July 3, 2013 marks the 150th anniversary of the climax of the Battle of Gettysburg. General Robert E. Lee ordered more than 12,000 men to challenge the center of the Union line. The unsuccessful attack, led by George Pickett, became known as “Pickett’s Charge.” Author Charles McNair named his soon-to-be-released novel after the costly Confederate defeat at Gettysburg.
McNair talks about the fictional PICKETT’S CHARGE (which will be published on September 20, 2013 by Livingston Press) and the Civil War’s influence on literature and the cultural landscape in the following Q&A.
1. What inspired you to write your novel Pickett’s Charge?
When I grew up in the South, the climactic battle of the Civil War – Gettysburg – and the climactic event in that battle – Pickett’s Charge – held high ground in the collective memory of many southern families, especially those with ancestors who served … and were lost … in the Civil War.

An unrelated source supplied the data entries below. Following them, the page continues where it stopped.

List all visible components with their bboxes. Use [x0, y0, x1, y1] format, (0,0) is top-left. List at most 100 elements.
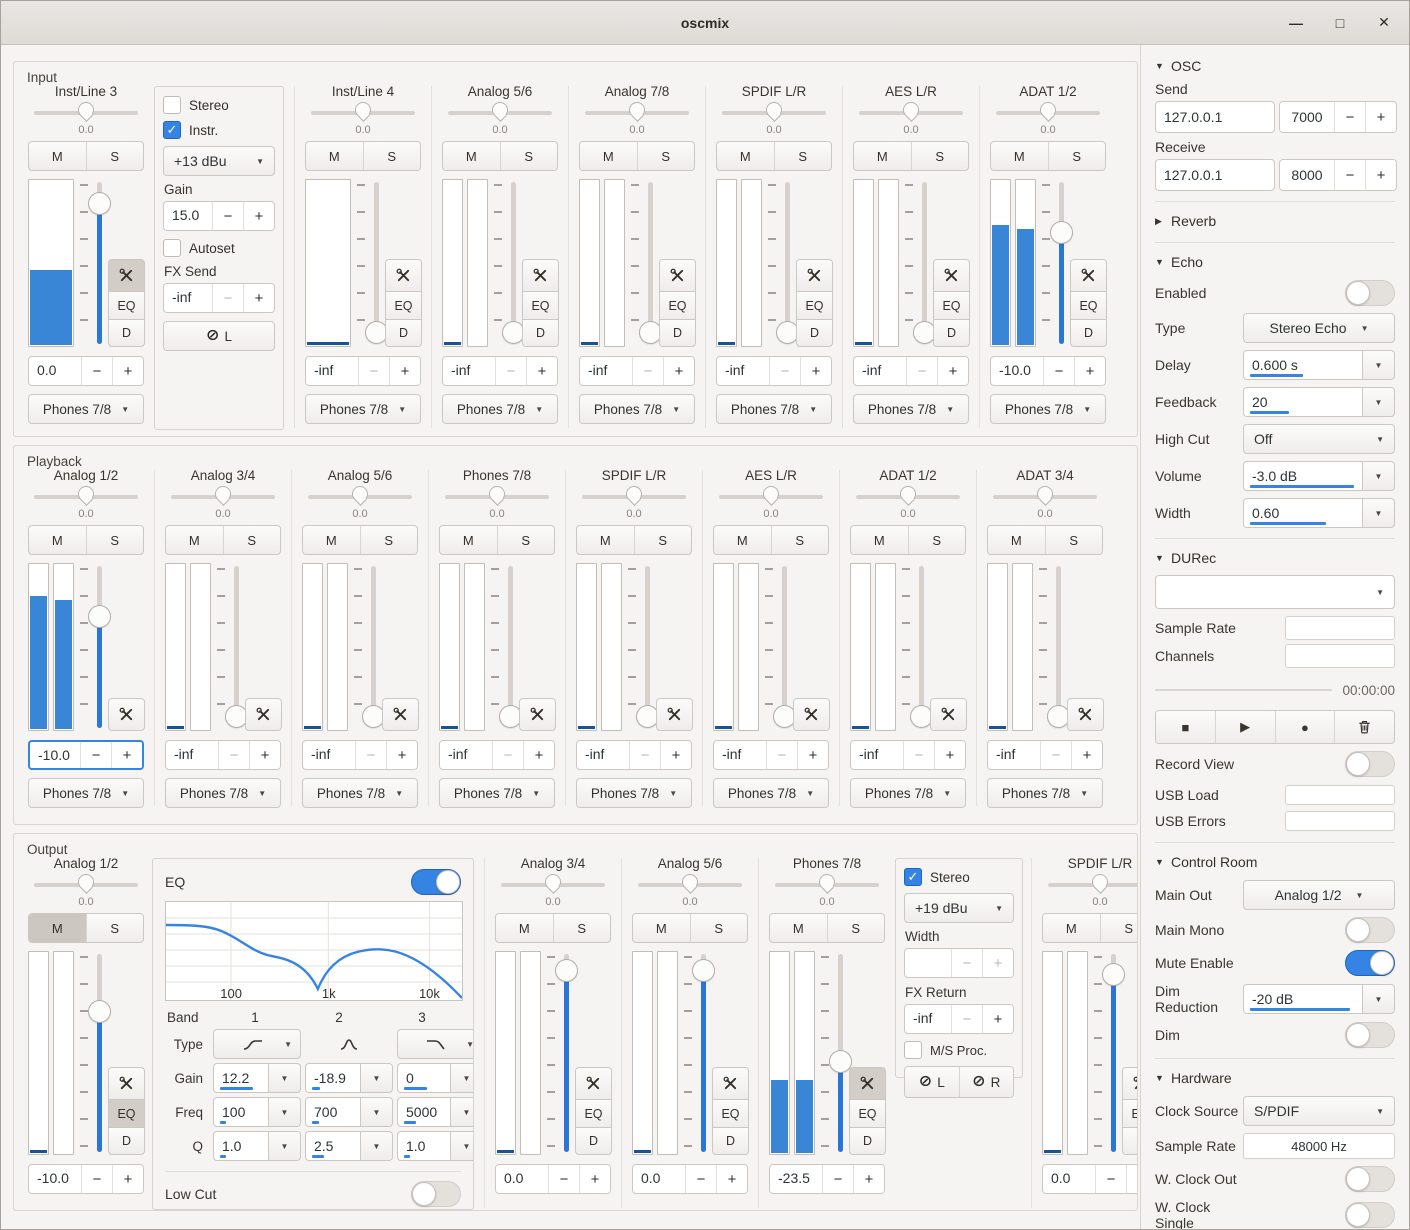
mute-button[interactable]: M: [991, 142, 1049, 170]
routing-dropdown[interactable]: Phones 7/8 ▼: [28, 778, 144, 808]
pan-slider[interactable]: [638, 874, 742, 895]
chevron-down-icon[interactable]: ▼: [450, 1131, 473, 1161]
volume-decrement-button[interactable]: −: [495, 357, 526, 385]
control-room-expander[interactable]: ▼ Control Room: [1155, 851, 1395, 873]
pan-slider[interactable]: [859, 102, 963, 123]
volume-fader[interactable]: [80, 951, 112, 1155]
pan-slider-thumb[interactable]: [215, 486, 231, 502]
solo-button[interactable]: S: [912, 142, 969, 170]
solo-button[interactable]: S: [501, 142, 558, 170]
channel-settings-tools-button[interactable]: [385, 259, 422, 292]
volume-increment-button[interactable]: +: [800, 357, 831, 385]
dim-reduction-entry[interactable]: -20 dB: [1243, 984, 1362, 1014]
volume-decrement-button[interactable]: −: [685, 1165, 716, 1193]
volume-fader[interactable]: [628, 563, 660, 731]
pan-slider[interactable]: [996, 102, 1100, 123]
pan-slider-thumb[interactable]: [352, 486, 368, 502]
volume-increment-button[interactable]: +: [716, 1165, 747, 1193]
volume-decrement-button[interactable]: −: [1040, 741, 1071, 769]
channel-eq-button[interactable]: EQ: [796, 292, 833, 320]
chevron-down-icon[interactable]: ▼: [360, 1097, 393, 1127]
volume-increment-button[interactable]: +: [112, 357, 143, 385]
width-decrement-button[interactable]: −: [951, 949, 982, 977]
channel-settings-tools-button[interactable]: [1070, 259, 1107, 292]
pan-slider-thumb[interactable]: [629, 102, 645, 118]
volume-decrement-button[interactable]: −: [548, 1165, 579, 1193]
volume-value[interactable]: 0.0: [37, 362, 57, 378]
routing-dropdown[interactable]: Phones 7/8 ▼: [850, 778, 966, 808]
channel-eq-button[interactable]: EQ: [933, 292, 970, 320]
channel-dynamics-button[interactable]: D: [1122, 1128, 1137, 1155]
channel-settings-tools-button[interactable]: [575, 1067, 612, 1100]
volume-fader[interactable]: [80, 179, 112, 347]
volume-value[interactable]: -inf: [174, 746, 194, 762]
eq-enable-toggle[interactable]: [411, 869, 461, 895]
volume-decrement-button[interactable]: −: [492, 741, 523, 769]
pan-slider-thumb[interactable]: [1040, 102, 1056, 118]
chevron-down-icon[interactable]: ▼: [268, 1131, 301, 1161]
record-button[interactable]: ●: [1274, 711, 1335, 743]
mute-left-button[interactable]: ⊘ L: [163, 321, 275, 351]
fx-return-increment-button[interactable]: +: [982, 1005, 1013, 1033]
fader-thumb[interactable]: [692, 959, 715, 983]
channel-settings-tools-button[interactable]: [796, 259, 833, 292]
channel-dynamics-button[interactable]: D: [712, 1128, 749, 1155]
volume-increment-button[interactable]: +: [386, 741, 417, 769]
volume-decrement-button[interactable]: −: [1095, 1165, 1126, 1193]
pan-slider[interactable]: [582, 486, 686, 507]
volume-value[interactable]: -23.5: [778, 1170, 810, 1186]
volume-value[interactable]: -inf: [722, 746, 742, 762]
channel-eq-button[interactable]: EQ: [522, 292, 559, 320]
hardware-expander[interactable]: ▼ Hardware: [1155, 1067, 1395, 1089]
eq-band1-freq-entry[interactable]: 100: [213, 1097, 268, 1127]
dim-toggle[interactable]: [1345, 1022, 1395, 1048]
volume-fader[interactable]: [217, 563, 249, 731]
reference-level-dropdown[interactable]: +19 dBu ▼: [904, 893, 1014, 923]
pan-slider-thumb[interactable]: [766, 102, 782, 118]
volume-increment-button[interactable]: +: [663, 357, 694, 385]
volume-value[interactable]: -inf: [311, 746, 331, 762]
volume-increment-button[interactable]: +: [1071, 741, 1102, 769]
instr-checkbox[interactable]: ✓: [163, 121, 181, 139]
volume-fader[interactable]: [684, 951, 716, 1155]
close-icon[interactable]: ✕: [1378, 14, 1390, 30]
channel-settings-tools-button[interactable]: [793, 698, 830, 731]
eq-band1-q-entry[interactable]: 1.0: [213, 1131, 268, 1161]
pan-slider-thumb[interactable]: [903, 102, 919, 118]
solo-button[interactable]: S: [364, 142, 421, 170]
pan-slider-thumb[interactable]: [1092, 874, 1108, 890]
solo-button[interactable]: S: [1046, 526, 1103, 554]
mute-button[interactable]: M: [496, 914, 554, 942]
channel-dynamics-button[interactable]: D: [849, 1128, 886, 1155]
channel-dynamics-button[interactable]: D: [796, 320, 833, 347]
routing-dropdown[interactable]: Phones 7/8 ▼: [990, 394, 1106, 424]
mute-left-button[interactable]: ⊘ L: [905, 1067, 959, 1097]
volume-value[interactable]: 0.0: [641, 1170, 661, 1186]
chevron-down-icon[interactable]: ▼: [1362, 461, 1395, 491]
echo-enabled-toggle[interactable]: [1345, 280, 1395, 306]
chevron-down-icon[interactable]: ▼: [360, 1063, 393, 1093]
pan-slider-thumb[interactable]: [78, 874, 94, 890]
volume-value[interactable]: -inf: [725, 362, 745, 378]
routing-dropdown[interactable]: Phones 7/8 ▼: [576, 778, 692, 808]
chevron-down-icon[interactable]: ▼: [360, 1131, 393, 1161]
eq-band2-freq-entry[interactable]: 700: [305, 1097, 360, 1127]
volume-decrement-button[interactable]: −: [629, 741, 660, 769]
channel-eq-button[interactable]: EQ: [1122, 1100, 1137, 1128]
pan-slider[interactable]: [856, 486, 960, 507]
solo-button[interactable]: S: [554, 914, 611, 942]
width-increment-button[interactable]: +: [982, 949, 1013, 977]
pan-slider[interactable]: [308, 486, 412, 507]
mute-button[interactable]: M: [29, 142, 87, 170]
wclock-single-toggle[interactable]: [1345, 1202, 1395, 1228]
volume-decrement-button[interactable]: −: [81, 1165, 112, 1193]
fx-send-value[interactable]: -inf: [172, 289, 192, 305]
chevron-down-icon[interactable]: ▼: [1362, 498, 1395, 528]
channel-settings-tools-button[interactable]: [108, 698, 145, 731]
volume-fader[interactable]: [821, 951, 853, 1155]
pan-slider[interactable]: [171, 486, 275, 507]
pan-slider-thumb[interactable]: [763, 486, 779, 502]
channel-eq-button[interactable]: EQ: [108, 292, 145, 320]
channel-eq-button[interactable]: EQ: [575, 1100, 612, 1128]
reference-level-dropdown[interactable]: +13 dBu ▼: [163, 146, 275, 176]
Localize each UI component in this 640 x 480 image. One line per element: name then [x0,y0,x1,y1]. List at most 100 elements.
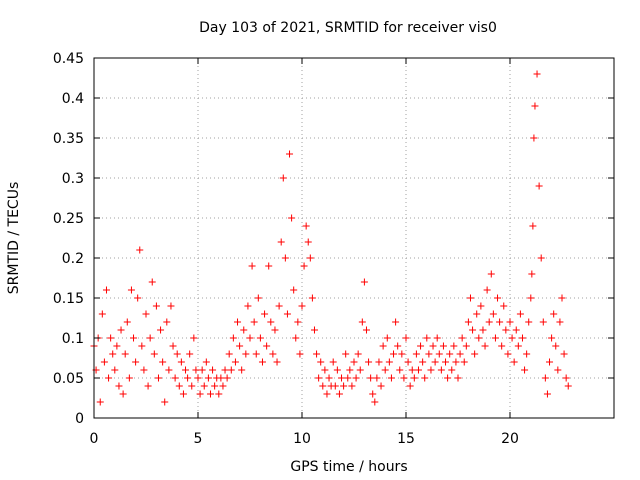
data-point [308,294,316,302]
data-point [469,326,477,334]
data-point [267,318,275,326]
data-point [177,358,185,366]
data-point [523,350,531,358]
data-point [229,334,237,342]
plot-frame [93,57,615,419]
x-tick-label: 15 [397,431,415,447]
data-point [550,310,558,318]
data-point [196,390,204,398]
data-point [113,342,121,350]
data-point [473,310,481,318]
data-point [390,350,398,358]
data-point [248,262,256,270]
data-point [383,334,391,342]
data-point [152,302,160,310]
data-point [215,390,223,398]
data-point [340,382,348,390]
data-point [333,366,341,374]
data-point [256,334,264,342]
data-point [134,294,142,302]
data-point [439,342,447,350]
data-point [231,358,239,366]
data-point [188,382,196,390]
data-point [477,302,485,310]
data-point [161,398,169,406]
data-point [548,334,556,342]
data-point [560,350,568,358]
data-point [425,350,433,358]
x-tick-label: 10 [293,431,311,447]
data-point [460,358,468,366]
data-point [271,326,279,334]
data-point [265,262,273,270]
data-point [319,382,327,390]
data-point [431,358,439,366]
data-point [217,374,225,382]
data-point [244,302,252,310]
data-point [159,358,167,366]
y-tick-label: 0.4 [62,91,84,107]
data-point [466,294,474,302]
data-point [175,382,183,390]
data-point [379,342,387,350]
y-tick-label: 0.1 [62,331,84,347]
data-point [539,318,547,326]
data-point [562,374,570,382]
data-point [211,382,219,390]
data-point [496,318,504,326]
data-point [552,342,560,350]
data-point [475,334,483,342]
data-point [429,342,437,350]
data-point [204,374,212,382]
y-tick-label: 0.15 [53,291,84,307]
data-point [273,358,281,366]
data-point [281,254,289,262]
data-point [367,374,375,382]
data-point [489,310,497,318]
data-point [427,366,435,374]
data-point [335,390,343,398]
data-point [448,366,456,374]
data-point [410,374,418,382]
data-point [531,102,539,110]
data-point [417,342,425,350]
data-point [442,358,450,366]
data-point [225,350,233,358]
data-point [300,262,308,270]
data-point [192,366,200,374]
data-point [157,326,165,334]
data-point [396,366,404,374]
data-point [261,310,269,318]
data-point [221,366,229,374]
axis-ticks: 0 5 10 15 20 0 0.05 0.1 0.15 0.2 0.25 0.3 0.35 0.4 0.4… [53,51,614,447]
data-point [298,302,306,310]
x-tick-label: 20 [501,431,519,447]
data-point [360,278,368,286]
data-point [142,310,150,318]
data-point [535,182,543,190]
data-point [227,366,235,374]
data-point [527,294,535,302]
data-point [518,334,526,342]
x-axis-label: GPS time / hours [290,459,407,475]
data-point [494,294,502,302]
data-point [96,398,104,406]
data-point [516,310,524,318]
data-point [242,350,250,358]
data-point [136,246,144,254]
data-point [369,390,377,398]
data-point [444,374,452,382]
data-point [381,366,389,374]
data-point [306,254,314,262]
y-tick-label: 0.05 [53,371,84,387]
data-point [115,382,123,390]
y-tick-label: 0.25 [53,211,84,227]
data-point [471,350,479,358]
y-tick-label: 0 [75,411,84,427]
data-point [150,350,158,358]
data-point [483,286,491,294]
data-point [258,358,266,366]
data-point [146,334,154,342]
data-point [206,390,214,398]
data-point [543,390,551,398]
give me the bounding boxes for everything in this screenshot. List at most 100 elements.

For many Americans, Gettysburg holds a place in history like Waterloo, for Europeans, or the Battle of Hastings for the English.
If you want to truly understand the South of the last 150 years, you have to understand Gettysburg.
I wrote Pickett’s Charge to guide readers on a journey through Southern consciousness, to probe the personality and problems of the region most deeply affected by war and its aftermath.
2. What came first–the title of the book or the name or your protagonist, Threadgill Pickett?
I grew up in the Wiregrass region of Alabama, where Florida, Georgia, and Alabama meet. I remember many unique family names from down home: The Turnipseeds. The Quattlebaums. And, yes, the Threadgills.
That unique name stayed in my head for years – it felt colorful, memorable. The surname Pickett, of course, resonates for an audience having any familiarity with the Deep South. So Pickett’s Charge seemed the right title for a story of this quest by an old Confederate who heads north to fight the last Yankee.
3. What, if anything, does your novel have in common with the real-life Pickett’s Charge that took place on the third and final day of the Battle of Gettysburg?
Everything, in a word.
Everything the South became for the next 150 years goes back to a failed Napoleonic-style Confederate attack at 3 p.m. on July 3, 1863. The actual Pickett’s Charge – the massed assault – really isn’t referenced until the last pages of my novel … but every word in the book can be written today because of what actually happened at Gettysburg. The battle shaped the subsequent history of the South … a history my novel explores through a unique character with a personal history that mirrors the South’s.
4. What are your “Tops” in the following categories, and why?
Top Civil War novels
The Red Badge of Courage by Stephen Crane
Gone With The Wind by Margaret Mitchell
Andersonville by MacKinley Kantor
The Killer Angels by Michael Shaara
Top Civil War nonfiction
The Civil War: A Narrative by Shelby Foote
The Civil War by Bruce Catton
5. Are the Civil War and its many battles still fertile ground for fiction writers? Why?
One of the fundamentals of fiction writing? Conflict.
War is the ultimate conflict. War and how war affects those who fight and those left behind, will always compel writers. In this country, even with our changing demographics and evolving notions, millions of families still carry stories of the Civil War – white families, black families, rich families, poor families. Those stories will continue to surface and be told.
6. Why is it important for our country to commemorate the 150th anniversary of the Battle of Gettysburg?
Fifty-one thousand human beings were killed, maimed, or lost in the three days of battle at Gettysburg. Modern warfare began that day, with the failed massed charge by Lee’s forces on ranks of precision weaponry. The armies on that battlefield fought for causes and cohorts. Those lives and this conflict go for nothing without commemoration – remembrance by another word. Americans still fight Gettysburg today, in our legislatures, personal interactions, town squares, sports events … sometimes even our bedrooms.
7. In your opinion, are Civil War reenactors living historians or novelists in action? Why?
Reenactors come with as many motivations as moustache styles.
Many dress up and go to battlefields to serve the muse of history. Among reenactors, you’ll find deeply learned experts who simply enjoy gathering on battlefields and immersing themselves in the minutiae of the period. These men deeply value the knowledge they gain from taking part in living history events.
Others come along more lightly, less for history and more for the thrill, for being part of a spectacle.
You will also find mossbacks and secessionists in reenactor ranks. But even among these, who can hold their opinions in our democracy thanks to moments like Gettysburg, I often find thoughtful men. They choose not to give up beliefs from a bygone day, but some do not shut themselves off from discussion and ideas contrary to their own.